So Democrats have dragged a corpse across the finish line in our presidential election. Hate did the heavy lifting, together with fear and threats, all time-tested tools of the Democratic party. Credit for an assist goes to the media for its dishonesty and to local officials in key states for their corruption. Though the Left will do what it can to pretty up the spectacle for the history books, historians beyond their reach will rightly judge it not to have been our finest hour.
This wasn’t a policy-based election. Donald Trump proposed repeating post-reelection what he had done before COVID, after producing a vaccine and treatments for the disease. Since those actions had been quite successful, his opponent quickly plagiarized the parts that had wide appeal and added the usual Democrat “soak the rich” boilerplate. Biden then confused the issue by promising to rejoin the Paris Climate Accord, raise taxes, ban fracking on Federal Land and play nice with China, contravening his “working-class” gambit. No matter; his sole argument was always “Trump Bad.”

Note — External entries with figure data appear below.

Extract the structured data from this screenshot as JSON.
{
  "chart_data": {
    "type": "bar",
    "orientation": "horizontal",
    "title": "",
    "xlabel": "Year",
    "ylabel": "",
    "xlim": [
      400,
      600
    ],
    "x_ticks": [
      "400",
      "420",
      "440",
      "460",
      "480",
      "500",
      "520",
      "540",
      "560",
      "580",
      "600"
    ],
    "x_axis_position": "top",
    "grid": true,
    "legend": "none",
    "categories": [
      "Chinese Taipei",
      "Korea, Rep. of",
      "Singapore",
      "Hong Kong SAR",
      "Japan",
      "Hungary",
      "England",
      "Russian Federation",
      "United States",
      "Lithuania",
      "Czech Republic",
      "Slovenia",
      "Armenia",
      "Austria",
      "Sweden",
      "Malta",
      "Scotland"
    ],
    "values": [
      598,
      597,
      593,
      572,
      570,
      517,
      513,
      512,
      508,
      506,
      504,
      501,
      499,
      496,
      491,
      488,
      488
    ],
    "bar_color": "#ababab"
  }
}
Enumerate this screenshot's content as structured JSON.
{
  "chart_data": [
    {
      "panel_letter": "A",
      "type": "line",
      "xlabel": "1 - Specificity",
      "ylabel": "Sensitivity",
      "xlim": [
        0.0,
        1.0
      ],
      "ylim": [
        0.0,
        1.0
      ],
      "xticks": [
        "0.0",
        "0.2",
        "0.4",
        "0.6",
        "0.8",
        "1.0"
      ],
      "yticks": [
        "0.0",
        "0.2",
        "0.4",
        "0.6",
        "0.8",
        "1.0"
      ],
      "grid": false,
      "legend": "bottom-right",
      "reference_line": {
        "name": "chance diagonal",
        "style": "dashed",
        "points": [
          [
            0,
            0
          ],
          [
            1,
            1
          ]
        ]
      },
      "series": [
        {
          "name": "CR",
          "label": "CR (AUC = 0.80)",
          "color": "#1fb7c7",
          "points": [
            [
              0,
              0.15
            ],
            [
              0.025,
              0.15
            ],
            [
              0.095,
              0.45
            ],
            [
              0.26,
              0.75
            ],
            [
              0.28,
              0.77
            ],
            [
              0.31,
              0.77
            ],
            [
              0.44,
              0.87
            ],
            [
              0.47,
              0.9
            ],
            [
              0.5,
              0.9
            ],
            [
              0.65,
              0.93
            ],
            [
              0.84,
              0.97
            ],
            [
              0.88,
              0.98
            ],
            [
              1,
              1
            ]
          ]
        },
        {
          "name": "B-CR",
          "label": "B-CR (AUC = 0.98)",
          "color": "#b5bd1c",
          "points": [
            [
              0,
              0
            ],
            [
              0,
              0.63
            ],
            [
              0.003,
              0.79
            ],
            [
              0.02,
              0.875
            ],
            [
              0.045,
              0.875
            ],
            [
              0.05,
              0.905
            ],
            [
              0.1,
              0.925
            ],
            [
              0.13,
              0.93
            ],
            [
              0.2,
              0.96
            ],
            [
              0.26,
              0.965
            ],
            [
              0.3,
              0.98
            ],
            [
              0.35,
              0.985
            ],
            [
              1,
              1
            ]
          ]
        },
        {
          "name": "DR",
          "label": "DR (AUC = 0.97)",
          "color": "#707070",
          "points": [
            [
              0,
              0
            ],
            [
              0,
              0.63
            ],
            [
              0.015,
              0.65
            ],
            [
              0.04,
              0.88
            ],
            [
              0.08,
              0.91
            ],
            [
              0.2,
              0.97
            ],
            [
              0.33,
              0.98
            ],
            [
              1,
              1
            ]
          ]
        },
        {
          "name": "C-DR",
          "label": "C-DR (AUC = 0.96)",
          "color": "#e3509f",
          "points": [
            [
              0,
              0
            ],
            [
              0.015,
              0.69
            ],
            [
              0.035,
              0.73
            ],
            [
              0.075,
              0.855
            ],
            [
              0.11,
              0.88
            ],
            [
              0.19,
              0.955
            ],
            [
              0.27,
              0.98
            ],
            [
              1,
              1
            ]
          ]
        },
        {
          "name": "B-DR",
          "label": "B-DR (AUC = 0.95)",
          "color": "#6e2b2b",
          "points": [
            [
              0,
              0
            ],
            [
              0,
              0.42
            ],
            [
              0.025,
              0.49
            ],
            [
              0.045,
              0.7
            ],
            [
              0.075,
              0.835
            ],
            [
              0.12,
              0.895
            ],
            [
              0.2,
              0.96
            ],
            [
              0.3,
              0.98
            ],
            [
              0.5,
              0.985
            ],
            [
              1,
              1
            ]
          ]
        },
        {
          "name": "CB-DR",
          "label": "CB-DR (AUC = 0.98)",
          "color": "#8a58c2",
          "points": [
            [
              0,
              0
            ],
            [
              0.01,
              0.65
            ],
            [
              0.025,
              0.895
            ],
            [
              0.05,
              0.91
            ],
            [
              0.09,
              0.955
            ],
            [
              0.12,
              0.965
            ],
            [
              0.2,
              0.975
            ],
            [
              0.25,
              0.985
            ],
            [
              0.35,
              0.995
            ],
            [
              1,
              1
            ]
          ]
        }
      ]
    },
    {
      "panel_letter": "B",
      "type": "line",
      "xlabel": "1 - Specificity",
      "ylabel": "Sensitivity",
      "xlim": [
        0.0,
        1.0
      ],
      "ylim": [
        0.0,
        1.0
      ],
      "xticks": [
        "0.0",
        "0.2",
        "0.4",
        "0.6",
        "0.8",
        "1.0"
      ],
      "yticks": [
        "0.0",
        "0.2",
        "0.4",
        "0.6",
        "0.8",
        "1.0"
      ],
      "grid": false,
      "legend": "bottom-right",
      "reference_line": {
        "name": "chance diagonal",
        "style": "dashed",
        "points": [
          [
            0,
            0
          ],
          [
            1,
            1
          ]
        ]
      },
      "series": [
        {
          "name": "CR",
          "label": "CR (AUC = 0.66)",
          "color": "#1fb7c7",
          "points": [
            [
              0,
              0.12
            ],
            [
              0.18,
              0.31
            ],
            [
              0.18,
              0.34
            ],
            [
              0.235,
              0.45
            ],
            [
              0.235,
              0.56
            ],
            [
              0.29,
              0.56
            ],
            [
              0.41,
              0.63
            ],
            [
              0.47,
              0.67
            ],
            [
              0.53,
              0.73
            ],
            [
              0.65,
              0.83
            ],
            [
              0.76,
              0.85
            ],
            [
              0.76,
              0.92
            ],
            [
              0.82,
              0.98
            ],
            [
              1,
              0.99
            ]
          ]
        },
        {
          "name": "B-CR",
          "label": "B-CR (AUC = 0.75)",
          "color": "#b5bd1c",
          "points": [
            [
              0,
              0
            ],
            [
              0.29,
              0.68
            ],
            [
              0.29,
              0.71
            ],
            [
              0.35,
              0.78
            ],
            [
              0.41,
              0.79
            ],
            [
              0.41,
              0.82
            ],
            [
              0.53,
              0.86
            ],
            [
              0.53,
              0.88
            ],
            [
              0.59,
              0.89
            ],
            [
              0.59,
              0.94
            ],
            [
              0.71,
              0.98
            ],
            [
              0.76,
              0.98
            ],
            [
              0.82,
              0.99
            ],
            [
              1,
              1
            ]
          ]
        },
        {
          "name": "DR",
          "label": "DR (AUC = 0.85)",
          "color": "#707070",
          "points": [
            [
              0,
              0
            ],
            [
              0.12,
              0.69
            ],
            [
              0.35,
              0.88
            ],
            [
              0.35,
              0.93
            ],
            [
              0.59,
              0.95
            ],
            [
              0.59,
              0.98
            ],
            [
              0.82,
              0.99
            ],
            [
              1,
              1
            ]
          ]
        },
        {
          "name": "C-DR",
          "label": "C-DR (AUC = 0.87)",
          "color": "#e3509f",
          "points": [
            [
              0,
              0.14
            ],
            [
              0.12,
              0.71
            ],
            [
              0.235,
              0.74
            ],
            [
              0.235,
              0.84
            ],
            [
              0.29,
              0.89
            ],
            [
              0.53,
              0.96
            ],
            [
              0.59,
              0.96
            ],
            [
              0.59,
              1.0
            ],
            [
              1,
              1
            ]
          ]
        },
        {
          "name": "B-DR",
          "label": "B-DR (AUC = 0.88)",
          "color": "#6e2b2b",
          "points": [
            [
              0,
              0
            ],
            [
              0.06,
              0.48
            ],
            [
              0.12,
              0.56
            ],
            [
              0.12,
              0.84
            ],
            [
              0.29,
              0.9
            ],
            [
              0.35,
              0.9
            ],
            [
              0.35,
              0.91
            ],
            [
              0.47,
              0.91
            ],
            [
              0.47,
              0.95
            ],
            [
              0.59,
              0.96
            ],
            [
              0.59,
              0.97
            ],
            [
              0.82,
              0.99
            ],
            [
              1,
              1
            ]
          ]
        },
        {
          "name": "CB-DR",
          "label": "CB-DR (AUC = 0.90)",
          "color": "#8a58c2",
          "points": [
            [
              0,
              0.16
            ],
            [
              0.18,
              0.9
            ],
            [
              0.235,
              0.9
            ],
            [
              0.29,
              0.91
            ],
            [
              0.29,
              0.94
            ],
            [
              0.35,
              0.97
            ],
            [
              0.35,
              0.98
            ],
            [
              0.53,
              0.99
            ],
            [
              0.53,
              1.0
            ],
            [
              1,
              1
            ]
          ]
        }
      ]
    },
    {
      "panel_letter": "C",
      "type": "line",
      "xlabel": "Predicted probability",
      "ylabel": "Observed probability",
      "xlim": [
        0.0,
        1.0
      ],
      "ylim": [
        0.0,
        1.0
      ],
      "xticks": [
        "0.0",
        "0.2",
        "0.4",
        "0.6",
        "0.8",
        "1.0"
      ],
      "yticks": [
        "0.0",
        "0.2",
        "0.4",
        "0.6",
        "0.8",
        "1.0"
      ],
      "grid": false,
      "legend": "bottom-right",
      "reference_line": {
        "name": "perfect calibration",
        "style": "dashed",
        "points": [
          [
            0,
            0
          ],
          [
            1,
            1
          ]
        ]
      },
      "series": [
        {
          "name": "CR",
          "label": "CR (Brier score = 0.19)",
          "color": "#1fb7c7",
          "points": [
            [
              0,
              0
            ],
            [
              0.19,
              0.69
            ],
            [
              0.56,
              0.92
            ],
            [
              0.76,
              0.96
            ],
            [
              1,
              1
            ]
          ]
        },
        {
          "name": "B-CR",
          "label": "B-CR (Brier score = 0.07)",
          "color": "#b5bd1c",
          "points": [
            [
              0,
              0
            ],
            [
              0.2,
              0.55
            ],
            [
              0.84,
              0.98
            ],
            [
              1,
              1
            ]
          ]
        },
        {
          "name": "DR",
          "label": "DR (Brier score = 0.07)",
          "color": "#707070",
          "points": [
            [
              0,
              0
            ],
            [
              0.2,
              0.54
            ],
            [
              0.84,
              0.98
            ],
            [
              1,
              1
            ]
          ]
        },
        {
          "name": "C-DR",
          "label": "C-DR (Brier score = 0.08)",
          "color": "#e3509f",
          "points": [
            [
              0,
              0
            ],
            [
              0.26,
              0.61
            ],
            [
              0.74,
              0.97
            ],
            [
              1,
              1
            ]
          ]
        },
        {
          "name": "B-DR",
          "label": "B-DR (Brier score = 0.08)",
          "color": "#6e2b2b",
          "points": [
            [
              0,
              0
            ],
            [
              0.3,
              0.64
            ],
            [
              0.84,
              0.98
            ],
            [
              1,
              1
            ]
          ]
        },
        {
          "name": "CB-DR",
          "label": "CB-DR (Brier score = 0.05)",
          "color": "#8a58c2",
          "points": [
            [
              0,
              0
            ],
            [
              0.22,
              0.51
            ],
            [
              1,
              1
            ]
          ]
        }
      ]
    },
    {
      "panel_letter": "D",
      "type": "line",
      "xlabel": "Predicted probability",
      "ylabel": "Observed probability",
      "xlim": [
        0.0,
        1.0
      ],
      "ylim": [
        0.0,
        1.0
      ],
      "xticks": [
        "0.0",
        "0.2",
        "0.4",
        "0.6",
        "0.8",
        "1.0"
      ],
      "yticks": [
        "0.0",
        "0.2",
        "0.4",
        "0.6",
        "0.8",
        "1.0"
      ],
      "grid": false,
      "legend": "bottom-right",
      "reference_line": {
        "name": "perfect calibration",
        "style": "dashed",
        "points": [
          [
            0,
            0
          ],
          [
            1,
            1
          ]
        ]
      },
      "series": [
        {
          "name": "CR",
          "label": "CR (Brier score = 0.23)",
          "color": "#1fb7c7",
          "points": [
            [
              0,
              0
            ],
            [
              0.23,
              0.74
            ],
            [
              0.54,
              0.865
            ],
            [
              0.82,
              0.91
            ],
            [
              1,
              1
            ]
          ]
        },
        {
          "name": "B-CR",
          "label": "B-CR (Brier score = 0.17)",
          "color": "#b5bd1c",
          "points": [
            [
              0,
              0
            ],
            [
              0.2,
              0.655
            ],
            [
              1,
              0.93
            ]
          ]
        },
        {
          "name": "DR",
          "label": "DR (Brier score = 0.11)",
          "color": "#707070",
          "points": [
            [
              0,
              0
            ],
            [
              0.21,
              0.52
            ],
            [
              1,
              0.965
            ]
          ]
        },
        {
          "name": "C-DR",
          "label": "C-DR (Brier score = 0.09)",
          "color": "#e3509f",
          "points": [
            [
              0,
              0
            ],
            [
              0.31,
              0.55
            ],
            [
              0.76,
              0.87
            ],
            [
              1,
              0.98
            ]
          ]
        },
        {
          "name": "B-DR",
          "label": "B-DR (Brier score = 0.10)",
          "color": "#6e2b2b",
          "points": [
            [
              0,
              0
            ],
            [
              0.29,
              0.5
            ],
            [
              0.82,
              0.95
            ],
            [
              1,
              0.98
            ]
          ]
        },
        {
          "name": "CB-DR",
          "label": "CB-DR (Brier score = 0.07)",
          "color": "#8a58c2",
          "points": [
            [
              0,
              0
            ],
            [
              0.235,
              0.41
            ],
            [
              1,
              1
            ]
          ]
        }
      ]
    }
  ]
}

Democrats were so driven by their hate for President Trump that they undertook every measure to ensure that he would lose – even to the extent of changing rules governing ballot security and evaluation while voting was underway. In many states, ballots were mailed out like advertising flyers and minimally scrutinized on return. In Democrat-machine-run areas like Pennsylvania’s Allegheny County, Philadelphia or Nevada’s Clark County, election fraud is a historic fact, so refusing to share overall ballot numbers; painting out windows used to watch counting; excluding even court-ordered observers and more did nothing to increase confidence in the process. Add the open animus of many Democrat officials; the extended time to determine a winner; wildly inaccurate pre-election polls and hyper-partisan coverage. It all creates the impression that this election was far from the fair, square and open process the American electorate deserves. Which matters, because in the end the winning candidate must convince the losing side not only that he won, but that the victory was legitimate. But due to the chaos designed into the process to make it easier to thwart a Trump win, this will be quite difficult. And Democrats have only themselves to blame.
Not that any of that matters to those dancing in the streets like Munchkins singing “Hi, ho, the Witch is dead.” But it should, because in their exuberance they will be sorely tempted to help wrench the country further Leftward, as the party’s real power – Kamala Harris, AOC and the rest of the Wokester crowd – take control, pushing the putative president-elect to the sidelines. They don’t care that half the country doesn’t agree with them, or why it doesn’t. The appearance of legitimacy matters not a whit. Bad Orange Man is gone, so it’s time to wipe out his accomplishments and punish his followers. To the guillotine with them!
No one they read, watch or listen to will tell them facts which should give them pause. Donald Trump got about 5 million more votes in 2020 than he did in 2016. He drew more support from Latino voters than any Republican in the past 60 years. He increased his support among black voters. There is fertile ground for Republicanism here, and that party has Donald Trump to thank for it.
Democrats gleefully anticipated a “Blue Wave” election which would gain them the Senate and increase their numbers in the House. Instead, Republicans gained seven House seats as of this writing, and still control the Senate. Lindsey Graham and Mitch McConnell are still there, despite $150 million-odd dollars being spent to unseat them. When it’s all said and done, Democrats may gain a single net Senate seat. Republicans also took another state Governorship and a state legislature. They now completely control 29 state legislatures and 21 state governments. With their losses, Democrats control only 19 legislatures and 15 state governments. These failures will enlarge fractures in a party which apparently can’t decide whether it wants to follow Thomas Jefferson or Nicolàs Maduro.
Now it’s up to Joe. President of a divided country by an election widely seen by his opponents as suspect; leader of a party as divided as the country, some of whose power brokers itch to replace him with his vice-president; prisoner to his own contradictory promises; heir to a plague and a tricky economy; he now has to “bring us together” as he promised.
Somewhere, Donald Trump is smiling as the shoe slips onto the other foot.